The grant from the Henry Luce Foundation’s Clare Boothe Luce (CBL) Program will further the university’s goal of attracting and supporting more women in those research areas, and creating more opportunity for women in science, technology, engineering and mathematics (STEM).
Duke is committing another $2.5 million to fully fund the positions at the Pratt School of Engineering and Trinity College of Arts & Sciences.
“University leadership, faculty and staff are deeply engaged in making Duke an even more inclusive and attractive institution for women in STEM, so receiving a Clare Boothe Luce professorship award is very exciting,” said Sally Kornbluth, Duke’s provost and James B. Duke Professor of Pharmacology and Cancer Biology. "The award will enable Duke to hire sought-after female candidates who will, in turn, inspire more women students to pursue careers in the sciences.”

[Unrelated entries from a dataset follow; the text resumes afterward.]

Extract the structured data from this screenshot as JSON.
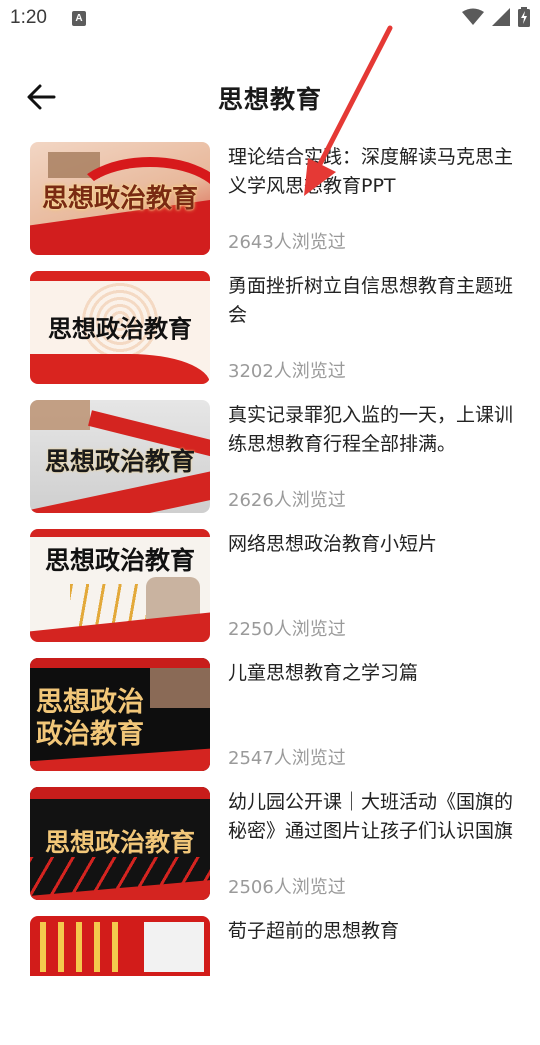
{
  "status": {
    "time": "1:20",
    "notification_icon": "a-notification-icon",
    "wifi_icon": "wifi-icon",
    "signal_icon": "signal-icon",
    "battery_icon": "battery-charging-icon"
  },
  "header": {
    "back_icon": "arrow-left-icon",
    "title": "思想教育"
  },
  "thumb_caption": "思想政治教育",
  "items": [
    {
      "title": "理论结合实践：深度解读马克思主义学风思想教育PPT",
      "views": "2643人浏览过"
    },
    {
      "title": "勇面挫折树立自信思想教育主题班会",
      "views": "3202人浏览过"
    },
    {
      "title": "真实记录罪犯入监的一天，上课训练思想教育行程全部排满。",
      "views": "2626人浏览过"
    },
    {
      "title": "网络思想政治教育小短片",
      "views": "2250人浏览过"
    },
    {
      "title": "儿童思想教育之学习篇",
      "views": "2547人浏览过",
      "thumb_lines": [
        "思想政治",
        "政治教育"
      ]
    },
    {
      "title": "幼儿园公开课｜大班活动《国旗的秘密》通过图片让孩子们认识国旗",
      "views": "2506人浏览过"
    },
    {
      "title": "荀子超前的思想教育",
      "views": ""
    }
  ],
  "colors": {
    "accent_red": "#d8201f",
    "gold": "#e8c36a",
    "annotation_arrow": "#e53935"
  }
}
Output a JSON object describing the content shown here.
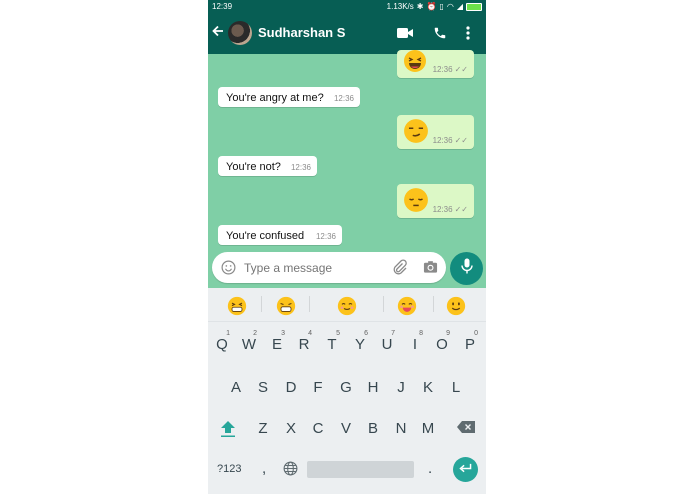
{
  "status_bar": {
    "time": "12:39",
    "speed": "1.13K/s"
  },
  "app_bar": {
    "contact_name": "Sudharshan S"
  },
  "chat": {
    "messages": [
      {
        "direction": "out",
        "emoji": "laughing",
        "time": "12:36",
        "ticks": "✓✓"
      },
      {
        "direction": "in",
        "text": "You're angry at me?",
        "time": "12:36"
      },
      {
        "direction": "out",
        "emoji": "smirking",
        "time": "12:36",
        "ticks": "✓✓"
      },
      {
        "direction": "in",
        "text": "You're not?",
        "time": "12:36"
      },
      {
        "direction": "out",
        "emoji": "pensive",
        "time": "12:36",
        "ticks": "✓✓"
      },
      {
        "direction": "in",
        "text": "You're confused",
        "time": "12:36"
      }
    ]
  },
  "input": {
    "placeholder": "Type a message"
  },
  "keyboard": {
    "emoji_suggestions": [
      "grinning-squinting",
      "grinning-squinting-laughing",
      "smiling-closed-eyes",
      "heart-eyes-blush",
      "smiling"
    ],
    "row1": [
      {
        "key": "Q",
        "hint": "1"
      },
      {
        "key": "W",
        "hint": "2"
      },
      {
        "key": "E",
        "hint": "3"
      },
      {
        "key": "R",
        "hint": "4"
      },
      {
        "key": "T",
        "hint": "5"
      },
      {
        "key": "Y",
        "hint": "6"
      },
      {
        "key": "U",
        "hint": "7"
      },
      {
        "key": "I",
        "hint": "8"
      },
      {
        "key": "O",
        "hint": "9"
      },
      {
        "key": "P",
        "hint": "0"
      }
    ],
    "row2": [
      "A",
      "S",
      "D",
      "F",
      "G",
      "H",
      "J",
      "K",
      "L"
    ],
    "row3": [
      "Z",
      "X",
      "C",
      "V",
      "B",
      "N",
      "M"
    ],
    "symbols_key": "?123",
    "comma_key": ",",
    "period_key": "."
  },
  "colors": {
    "header": "#075e54",
    "chat_background": "#7fcfa6",
    "outgoing_bubble": "#dcf8c6",
    "incoming_bubble": "#ffffff",
    "accent": "#128c7e",
    "keyboard_accent": "#26a69a"
  },
  "icons": {
    "status": [
      "bluetooth-icon",
      "alarm-icon",
      "vibrate-icon",
      "wifi-icon",
      "signal-icon",
      "battery-icon"
    ],
    "app_bar": [
      "back-arrow-icon",
      "video-call-icon",
      "phone-icon",
      "more-vert-icon"
    ],
    "input": [
      "emoji-icon",
      "attach-icon",
      "camera-icon",
      "mic-icon"
    ]
  }
}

The grant, which will be used to hire two assistant or associate professors, builds on a previous CBL grant that funded fellowships for three female graduate students at the Pratt School from 2006-08.
George Truskey, Pratt’s interim dean, said the professors “will be welcomed into an environment at Duke where women are valued and supported as academics and students, and are visible and active as leaders.”
“Junior faculty face immense pressure early in their careers, and expectations, stereotypes and traditions may delay or prevent career advancement,” Truskey said. “We are committed to fostering a culture that supports the career development of our entire faculty, with special emphasis on women and minorities.”
Since its first grants in 1989, the CBL program has become a significant source of private support for women in STEM. Clare Boothe Luce, the widow of magazine magnate Henry R. Luce, was a playwright, journalist, U.S. ambassador to Italy and the first woman elected to Congress from Connecticut.
In her bequest establishing the program at the Henry Luce Foundation, she sought “to encourage women to enter, study, graduate, and teach” in science, mathematics and engineering. The program has supported more than 1,900 women nationwide so far.